In the month he spent quietly twisting away in the privacy of his room after work, Rubik didn’t actually know if the puzzle could be solved. He understood fairly quickly that the chances of accidentally stumbling once again upon the correct alignment once the puzzle was scrambled was virtually nil. If you spent just one second on every possible turn, you would be twisting the cube for 1.4 trillion years, which is about 1.39 trillion years longer than the universe has existed. If there wasn’t a solution—a way to get back to the beginning—there would be no game.

Privately, I think this sounds like hell. A month of your time, on a potentially impossible task? But it wasn’t for Rubik. It was fun. He spoke about that month like it was a private game, or a personal expedition to a place no one had ever been. Why spend any time on a question you already know the answer to? What’s the fun of that?

This sense of joy has eluded me, I confess to the Rubik’s Cube creator. I’m frustrated. I’m stuck. There’s no shortage of guidance on the technical path to the solution, but I can’t get past the mental lens that sees this as work—the grinding, unpleasant kind—and not play.

Rubik listens patiently. He smiles. You can tell he was a good teacher.

“That’s not a good behavior, that way,” he says finally. “That’s a very human—how can I say—mistake, at least for a period of time.” He’s a bit shy about his English and doesn’t like to speak publicly, at least in the US.

“If you are not able to do something, that is true for the present, not for the future. All the time there’s a chance to go a step further.
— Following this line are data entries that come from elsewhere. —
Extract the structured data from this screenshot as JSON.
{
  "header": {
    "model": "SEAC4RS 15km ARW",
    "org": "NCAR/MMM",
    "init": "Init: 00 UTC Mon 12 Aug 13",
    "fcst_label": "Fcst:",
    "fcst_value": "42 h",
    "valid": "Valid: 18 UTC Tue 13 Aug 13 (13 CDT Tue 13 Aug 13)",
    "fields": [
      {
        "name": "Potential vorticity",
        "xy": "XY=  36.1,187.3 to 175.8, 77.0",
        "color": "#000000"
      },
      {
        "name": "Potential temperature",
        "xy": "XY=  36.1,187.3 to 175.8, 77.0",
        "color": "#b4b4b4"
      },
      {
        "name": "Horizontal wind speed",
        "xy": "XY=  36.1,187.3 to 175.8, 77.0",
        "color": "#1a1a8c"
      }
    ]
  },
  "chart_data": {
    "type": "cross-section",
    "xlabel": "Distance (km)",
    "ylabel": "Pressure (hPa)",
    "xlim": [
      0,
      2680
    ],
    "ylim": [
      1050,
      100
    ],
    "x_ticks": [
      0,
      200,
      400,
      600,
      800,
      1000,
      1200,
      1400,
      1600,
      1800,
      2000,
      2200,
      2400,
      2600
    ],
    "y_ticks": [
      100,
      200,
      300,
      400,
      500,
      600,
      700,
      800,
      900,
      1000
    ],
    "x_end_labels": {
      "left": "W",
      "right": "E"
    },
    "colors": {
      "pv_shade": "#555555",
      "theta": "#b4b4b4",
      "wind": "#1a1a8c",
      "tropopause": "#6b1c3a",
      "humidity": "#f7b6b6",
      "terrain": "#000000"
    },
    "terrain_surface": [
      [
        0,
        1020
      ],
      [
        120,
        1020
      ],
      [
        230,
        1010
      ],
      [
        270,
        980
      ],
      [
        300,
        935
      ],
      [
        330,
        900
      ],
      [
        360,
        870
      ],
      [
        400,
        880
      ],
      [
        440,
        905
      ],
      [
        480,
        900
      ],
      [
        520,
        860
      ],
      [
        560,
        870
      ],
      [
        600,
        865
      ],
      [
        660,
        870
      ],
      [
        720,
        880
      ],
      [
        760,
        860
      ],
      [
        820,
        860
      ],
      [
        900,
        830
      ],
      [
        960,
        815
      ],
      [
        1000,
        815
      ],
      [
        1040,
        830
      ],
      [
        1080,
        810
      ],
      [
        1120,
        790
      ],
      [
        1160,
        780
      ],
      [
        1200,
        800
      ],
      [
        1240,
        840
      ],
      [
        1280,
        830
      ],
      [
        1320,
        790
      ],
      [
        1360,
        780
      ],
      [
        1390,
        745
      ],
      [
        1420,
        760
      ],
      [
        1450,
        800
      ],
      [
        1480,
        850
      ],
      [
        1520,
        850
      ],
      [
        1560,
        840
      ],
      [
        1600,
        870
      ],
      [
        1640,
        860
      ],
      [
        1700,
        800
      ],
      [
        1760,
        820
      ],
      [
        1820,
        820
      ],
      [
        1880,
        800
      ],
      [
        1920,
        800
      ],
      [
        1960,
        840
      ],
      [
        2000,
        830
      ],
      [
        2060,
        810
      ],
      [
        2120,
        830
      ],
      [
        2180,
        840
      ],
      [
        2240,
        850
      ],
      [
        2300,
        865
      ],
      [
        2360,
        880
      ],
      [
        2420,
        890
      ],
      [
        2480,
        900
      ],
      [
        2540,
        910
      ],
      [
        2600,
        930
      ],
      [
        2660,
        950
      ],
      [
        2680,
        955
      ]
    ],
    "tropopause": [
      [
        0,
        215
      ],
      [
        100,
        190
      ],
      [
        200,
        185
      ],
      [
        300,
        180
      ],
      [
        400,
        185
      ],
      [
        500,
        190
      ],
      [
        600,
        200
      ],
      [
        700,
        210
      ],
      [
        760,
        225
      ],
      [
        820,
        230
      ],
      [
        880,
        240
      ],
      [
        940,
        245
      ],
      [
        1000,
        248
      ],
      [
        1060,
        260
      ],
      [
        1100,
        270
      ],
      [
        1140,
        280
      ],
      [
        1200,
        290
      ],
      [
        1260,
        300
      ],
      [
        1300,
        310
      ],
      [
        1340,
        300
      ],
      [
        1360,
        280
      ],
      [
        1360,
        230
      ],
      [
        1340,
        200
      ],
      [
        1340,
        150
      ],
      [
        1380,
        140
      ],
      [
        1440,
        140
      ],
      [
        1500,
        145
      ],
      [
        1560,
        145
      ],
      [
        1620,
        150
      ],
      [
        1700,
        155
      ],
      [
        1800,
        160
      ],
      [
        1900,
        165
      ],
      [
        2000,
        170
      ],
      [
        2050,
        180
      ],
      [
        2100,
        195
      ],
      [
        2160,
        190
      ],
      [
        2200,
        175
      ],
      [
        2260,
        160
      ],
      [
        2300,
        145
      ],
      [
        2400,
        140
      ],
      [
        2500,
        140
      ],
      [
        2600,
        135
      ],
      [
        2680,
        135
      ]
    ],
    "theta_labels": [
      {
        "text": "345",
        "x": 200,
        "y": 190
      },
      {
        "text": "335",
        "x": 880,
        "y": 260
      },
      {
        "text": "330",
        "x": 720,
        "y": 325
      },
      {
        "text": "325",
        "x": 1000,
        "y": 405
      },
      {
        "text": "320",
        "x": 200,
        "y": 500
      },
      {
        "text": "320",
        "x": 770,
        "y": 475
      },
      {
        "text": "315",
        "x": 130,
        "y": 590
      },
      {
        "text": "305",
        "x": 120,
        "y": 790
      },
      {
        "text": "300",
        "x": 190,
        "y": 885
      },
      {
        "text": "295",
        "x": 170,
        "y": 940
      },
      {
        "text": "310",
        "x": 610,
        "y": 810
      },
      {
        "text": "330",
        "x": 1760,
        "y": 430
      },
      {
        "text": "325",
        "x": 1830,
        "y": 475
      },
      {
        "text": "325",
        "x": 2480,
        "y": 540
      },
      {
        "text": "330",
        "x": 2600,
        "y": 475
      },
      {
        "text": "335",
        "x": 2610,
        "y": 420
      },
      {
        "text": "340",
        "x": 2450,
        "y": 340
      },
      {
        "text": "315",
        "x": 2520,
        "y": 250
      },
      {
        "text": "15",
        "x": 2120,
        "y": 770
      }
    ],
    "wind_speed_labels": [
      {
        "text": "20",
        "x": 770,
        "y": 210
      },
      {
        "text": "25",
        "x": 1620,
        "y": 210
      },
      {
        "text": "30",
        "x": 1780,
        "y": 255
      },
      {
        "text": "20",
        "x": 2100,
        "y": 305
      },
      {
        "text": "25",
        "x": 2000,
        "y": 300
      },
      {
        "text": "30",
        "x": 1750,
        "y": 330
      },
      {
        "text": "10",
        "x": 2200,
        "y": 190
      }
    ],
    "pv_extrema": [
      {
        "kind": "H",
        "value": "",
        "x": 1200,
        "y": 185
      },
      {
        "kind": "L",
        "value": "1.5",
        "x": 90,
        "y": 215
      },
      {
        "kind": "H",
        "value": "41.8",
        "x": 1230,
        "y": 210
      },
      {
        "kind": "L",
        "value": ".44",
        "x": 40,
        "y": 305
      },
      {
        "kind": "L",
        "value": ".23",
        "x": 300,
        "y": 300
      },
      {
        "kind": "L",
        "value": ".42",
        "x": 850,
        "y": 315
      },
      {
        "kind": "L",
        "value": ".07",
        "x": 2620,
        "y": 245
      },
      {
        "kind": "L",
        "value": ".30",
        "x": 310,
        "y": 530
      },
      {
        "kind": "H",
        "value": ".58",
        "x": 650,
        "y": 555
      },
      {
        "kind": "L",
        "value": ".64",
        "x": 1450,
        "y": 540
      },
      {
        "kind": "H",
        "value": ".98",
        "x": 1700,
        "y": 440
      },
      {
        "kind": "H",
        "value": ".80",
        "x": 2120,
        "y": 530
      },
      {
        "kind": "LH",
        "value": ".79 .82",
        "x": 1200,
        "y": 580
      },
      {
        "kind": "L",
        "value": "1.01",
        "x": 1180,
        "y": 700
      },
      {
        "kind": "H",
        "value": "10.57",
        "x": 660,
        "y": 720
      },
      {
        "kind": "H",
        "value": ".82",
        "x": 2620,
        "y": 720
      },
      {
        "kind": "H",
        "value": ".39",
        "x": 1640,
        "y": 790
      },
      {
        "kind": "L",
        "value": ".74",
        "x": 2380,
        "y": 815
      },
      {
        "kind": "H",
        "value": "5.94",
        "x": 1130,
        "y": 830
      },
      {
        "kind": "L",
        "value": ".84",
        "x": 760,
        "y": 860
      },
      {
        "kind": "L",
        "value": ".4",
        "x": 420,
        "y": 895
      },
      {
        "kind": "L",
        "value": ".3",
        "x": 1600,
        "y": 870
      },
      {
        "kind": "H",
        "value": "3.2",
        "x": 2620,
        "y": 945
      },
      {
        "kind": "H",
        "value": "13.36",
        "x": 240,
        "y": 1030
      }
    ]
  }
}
Not to be frustrated,” he continues. “If something takes a while to be comfortable with it, that’s a much longer and valuable [goal] that you have achieved.”

He’s right, of course.

I go back to my seat, where Riehl’s tutorial is still underway. “Veni, vidi, vici!” Carroll cries as we resume twisting, which two hours ago might have seemed a bit excessive to describe the act of Rubik’s cubing and now feels utterly justified. A waiter comes by to offer dessert and we brush him away. We are playing. We are doing something that has never been done in the space of our own brains. It feels great.

Carroll solves his cube and hoists it triumphantly above his head. I hug him. Waiters are clearing away plates and most of the tables are now empty, but Riehl hasn’t given up on me, and I have resolved to stay in this room until I have solved this thing, even if I spend a month holed up in a corner of this dining room subsisting on scraps that business lunchers leave behind.

The bottom third of the cube aligns into place. Then the row of tiles above it. And then, after a prescribed series of twists—the “algorithm,” as Riehl calls it—it all clicks into place. I hug everyone in sight. It took me an hour to solve the cube, a span of time in which current world champion SeungBeom Cho could have done 784 cubes in his record-setting time of 4.59 seconds.

And that is okay. I can’t sing an opera, either, and this doesn’t frustrate me. We are in a building housing some of the world’s most brilliant modern art, and the single most beautiful piece is here in my palm, all the time offering me a chance, as Rubik himself promised, to go a step further.